Entreprise

Agoria, la fédération patronale belge qui regroupe les entreprises du secteur technologique (automobile, aérospatiale, informatique, etc.), n’a pas les mêmes contraintes que la Fédération des entreprises de Belgique… Quand la FEB se voit contrainte d’arrondir les angles pour arracher un accord social, Agoria ne met pas de gants pour afficher ses critiques et doléances. Ainsi, la semaine dernière, Marc Lambotte, patron d’Agoria, avait eu des mots assez rudes à l’égard de l’accord social conclu par la FEB au sein du Groupe des Dix. "Ceux qui pensent qu’il y a encore de la marge pour une augmentation de salaire de 0,8 % font erreur" , avait-il tonné.

Jeudi, le même Marc Lambotte en a remis une couche.

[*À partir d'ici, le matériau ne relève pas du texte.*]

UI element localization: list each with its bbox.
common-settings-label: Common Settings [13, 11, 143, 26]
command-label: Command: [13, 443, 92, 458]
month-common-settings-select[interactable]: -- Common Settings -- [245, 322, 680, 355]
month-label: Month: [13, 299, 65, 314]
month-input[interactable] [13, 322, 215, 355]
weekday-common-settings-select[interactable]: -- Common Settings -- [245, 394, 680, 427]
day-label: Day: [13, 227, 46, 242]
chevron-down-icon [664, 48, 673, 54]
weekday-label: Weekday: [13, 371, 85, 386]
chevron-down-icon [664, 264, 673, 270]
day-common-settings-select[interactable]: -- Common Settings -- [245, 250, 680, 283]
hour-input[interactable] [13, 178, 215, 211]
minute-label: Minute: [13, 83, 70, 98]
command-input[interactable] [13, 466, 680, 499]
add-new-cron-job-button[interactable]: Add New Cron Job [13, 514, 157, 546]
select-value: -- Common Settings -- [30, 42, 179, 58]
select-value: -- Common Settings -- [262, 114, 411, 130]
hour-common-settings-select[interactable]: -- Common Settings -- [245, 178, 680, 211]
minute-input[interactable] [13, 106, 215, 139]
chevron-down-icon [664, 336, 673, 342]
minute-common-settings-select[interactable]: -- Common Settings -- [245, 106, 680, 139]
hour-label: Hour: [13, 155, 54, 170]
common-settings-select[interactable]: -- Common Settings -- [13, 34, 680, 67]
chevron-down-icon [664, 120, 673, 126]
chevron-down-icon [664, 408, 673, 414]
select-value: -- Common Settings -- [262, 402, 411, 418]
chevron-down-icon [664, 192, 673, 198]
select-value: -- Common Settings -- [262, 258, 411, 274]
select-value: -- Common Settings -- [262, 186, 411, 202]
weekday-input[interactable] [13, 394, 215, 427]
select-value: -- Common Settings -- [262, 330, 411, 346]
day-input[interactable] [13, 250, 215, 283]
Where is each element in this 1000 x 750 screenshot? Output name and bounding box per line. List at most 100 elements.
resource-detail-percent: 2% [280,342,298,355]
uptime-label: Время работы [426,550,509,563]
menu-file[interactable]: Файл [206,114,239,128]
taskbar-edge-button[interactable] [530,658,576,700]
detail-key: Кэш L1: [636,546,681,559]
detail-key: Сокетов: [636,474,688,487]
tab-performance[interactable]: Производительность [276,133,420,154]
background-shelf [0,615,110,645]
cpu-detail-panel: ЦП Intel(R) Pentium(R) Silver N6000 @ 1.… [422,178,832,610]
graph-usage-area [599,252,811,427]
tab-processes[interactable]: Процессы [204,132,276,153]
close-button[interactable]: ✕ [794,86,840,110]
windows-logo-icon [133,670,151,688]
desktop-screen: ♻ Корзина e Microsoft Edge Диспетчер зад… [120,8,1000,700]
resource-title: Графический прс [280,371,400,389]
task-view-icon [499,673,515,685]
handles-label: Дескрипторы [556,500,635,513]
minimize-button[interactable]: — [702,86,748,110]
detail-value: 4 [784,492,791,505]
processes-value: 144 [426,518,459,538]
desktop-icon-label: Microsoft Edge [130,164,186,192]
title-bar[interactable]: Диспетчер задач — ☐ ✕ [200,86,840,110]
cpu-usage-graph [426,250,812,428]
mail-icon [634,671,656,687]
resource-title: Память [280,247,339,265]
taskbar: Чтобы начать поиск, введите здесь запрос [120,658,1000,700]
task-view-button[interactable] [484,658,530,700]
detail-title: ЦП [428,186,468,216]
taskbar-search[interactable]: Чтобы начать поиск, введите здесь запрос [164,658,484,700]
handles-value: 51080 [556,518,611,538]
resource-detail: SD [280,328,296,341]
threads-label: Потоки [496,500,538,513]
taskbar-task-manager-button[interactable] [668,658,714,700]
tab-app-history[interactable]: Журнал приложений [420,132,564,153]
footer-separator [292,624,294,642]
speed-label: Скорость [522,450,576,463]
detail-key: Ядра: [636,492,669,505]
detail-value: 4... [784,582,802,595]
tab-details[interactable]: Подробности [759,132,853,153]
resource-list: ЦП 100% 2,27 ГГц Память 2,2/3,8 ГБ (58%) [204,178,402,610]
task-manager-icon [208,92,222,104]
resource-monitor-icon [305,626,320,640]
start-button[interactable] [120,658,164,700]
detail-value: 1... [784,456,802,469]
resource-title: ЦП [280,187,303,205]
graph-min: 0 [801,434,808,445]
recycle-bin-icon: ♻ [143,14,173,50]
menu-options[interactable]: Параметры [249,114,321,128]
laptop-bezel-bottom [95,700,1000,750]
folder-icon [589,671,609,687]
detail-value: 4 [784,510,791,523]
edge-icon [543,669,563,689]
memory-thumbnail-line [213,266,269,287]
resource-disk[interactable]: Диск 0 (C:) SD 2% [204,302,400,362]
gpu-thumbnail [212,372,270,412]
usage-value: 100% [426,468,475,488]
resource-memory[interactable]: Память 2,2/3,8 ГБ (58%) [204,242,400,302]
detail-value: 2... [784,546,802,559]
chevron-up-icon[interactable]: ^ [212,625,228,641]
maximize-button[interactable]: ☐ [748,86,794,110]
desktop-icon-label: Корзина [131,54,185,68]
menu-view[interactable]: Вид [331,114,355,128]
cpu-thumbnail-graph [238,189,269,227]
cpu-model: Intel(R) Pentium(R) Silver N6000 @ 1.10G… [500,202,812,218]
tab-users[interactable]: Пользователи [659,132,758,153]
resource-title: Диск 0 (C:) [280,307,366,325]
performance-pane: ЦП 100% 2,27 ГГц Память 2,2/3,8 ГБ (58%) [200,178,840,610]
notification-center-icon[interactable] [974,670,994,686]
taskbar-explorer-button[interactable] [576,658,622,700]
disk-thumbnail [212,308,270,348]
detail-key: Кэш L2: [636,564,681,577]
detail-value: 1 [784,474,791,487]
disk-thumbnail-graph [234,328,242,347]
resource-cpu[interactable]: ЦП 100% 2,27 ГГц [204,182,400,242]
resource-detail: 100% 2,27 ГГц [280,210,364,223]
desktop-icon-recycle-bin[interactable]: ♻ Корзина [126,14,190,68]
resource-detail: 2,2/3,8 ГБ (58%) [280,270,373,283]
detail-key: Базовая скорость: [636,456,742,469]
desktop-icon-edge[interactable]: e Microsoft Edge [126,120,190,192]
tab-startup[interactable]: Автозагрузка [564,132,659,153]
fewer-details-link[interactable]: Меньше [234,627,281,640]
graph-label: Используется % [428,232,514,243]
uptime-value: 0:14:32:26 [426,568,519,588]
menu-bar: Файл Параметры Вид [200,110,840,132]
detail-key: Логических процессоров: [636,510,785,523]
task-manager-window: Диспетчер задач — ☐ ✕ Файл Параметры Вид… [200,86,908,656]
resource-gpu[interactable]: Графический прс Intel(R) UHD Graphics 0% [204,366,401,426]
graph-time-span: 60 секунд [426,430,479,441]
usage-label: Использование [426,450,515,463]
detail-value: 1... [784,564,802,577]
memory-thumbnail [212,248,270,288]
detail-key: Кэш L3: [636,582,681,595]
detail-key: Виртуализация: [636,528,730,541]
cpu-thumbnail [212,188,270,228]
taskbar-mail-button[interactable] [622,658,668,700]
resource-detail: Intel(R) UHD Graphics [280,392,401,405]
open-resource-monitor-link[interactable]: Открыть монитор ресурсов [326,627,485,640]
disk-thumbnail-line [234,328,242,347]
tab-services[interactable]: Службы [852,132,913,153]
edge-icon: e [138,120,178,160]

Mais avec humour, cette fois, afin de bien faire passer le message de ses membres (plus de 1 700 entreprises actives dans 10 domaines d’activité, ce qui en fait la plus grosse fédération sectorielle du pays). Passant un tablier par-dessus son veston, M. Lambotte s’est amusé à répartir des pommes dans deux vasques en verre pour expliquer que, face au reste du monde, la Belgique avait perdu plusieurs de "ses avantages de localisation" au cours de la période 2008-2014. "Ces avantages qui caractérisaient notre pays ne font plus aujourd’hui le poids face aux désavantages" , a-t-il résumé.

En ballottage défavorable

Certes, admet-on chez Agoria, la Belgique peut encore faire valoir ses atouts en matière de soutien à la R & D, d’infrastructures ou de maîtrise des langues pour séduire les investisseurs. En revanche, ce ne serait plus le cas pour les atouts tels que la mobilité, la flexibilité du marché du travail, la stabilité sociopolitique ou la disponibilité de main-d’œuvre.

"Quand on fait la balance entre avantages et désavantages, ce n’est pas très clair de savoir de quel côté elle penche, constate Marc Lambotte face aux deux vasques de pommes. Dans pareil scénario, l’investisseur en revient au critère ultime du prix, c’est-à-dire du coût salarial." Nous y revoilà ! S’il y a bien un problème qui handicape l’industrie technologique belge, répète à l’envi Agoria, c’est celui du handicap salarial. Depuis 2008, les entreprises affiliées à la fédération auraient accusé une perte de 10 % d’activité et de 21 000 emplois à la suite d’une centaine de restructurations et fermetures (dont celle du site de Ford à Genk qui, à la fin de 2014, a coûté 4 000 emplois). La faute à la disparition des avantages de localisation, dit Agoria, et surtout au coût du travail.

Un plan "compétitivité" phasé

Le message politique d’Agoria est direct : le gouvernement de Charles Michel doit accélérer le pas s’il ne veut pas voir d’autres entreprises quitter le territoire belge. "L’accord gouvernemental a permis de franchir une première étape en adoptant une mesure telle que le saut d’index. Mais il en faudra d’autres si on veut remettre l’économie belge sur les rails" , insiste Marc Lambotte. Pour Agoria, il est indispensable que le gouvernement Michel élabore "rapidement" un plan phasé afin d’éliminer "progressivement" le handicap salarial de la Belgique vis-à-vis de la France, des Pays-Bas et de l’Allemagne.

Dans l’immédiat, Agoria affiche un certain scepticisme. Pour au moins deux raisons. Un : le préaccord salarial conclu la semaine dernière ouvre la porte à une hausse des salaires, en 2015-2016, dans les secteurs. "J’aurais préféré 0 %" , glisse M. Lambotte. Deux : concernant le saut d’index, le gouvernement n’a toujours pas déposé de texte au Parlement. "Avec ce retard, nous craignons de devoir payer une indexation de 0,2 % cette année." Agoria, on le voit, n’entend rien lâcher.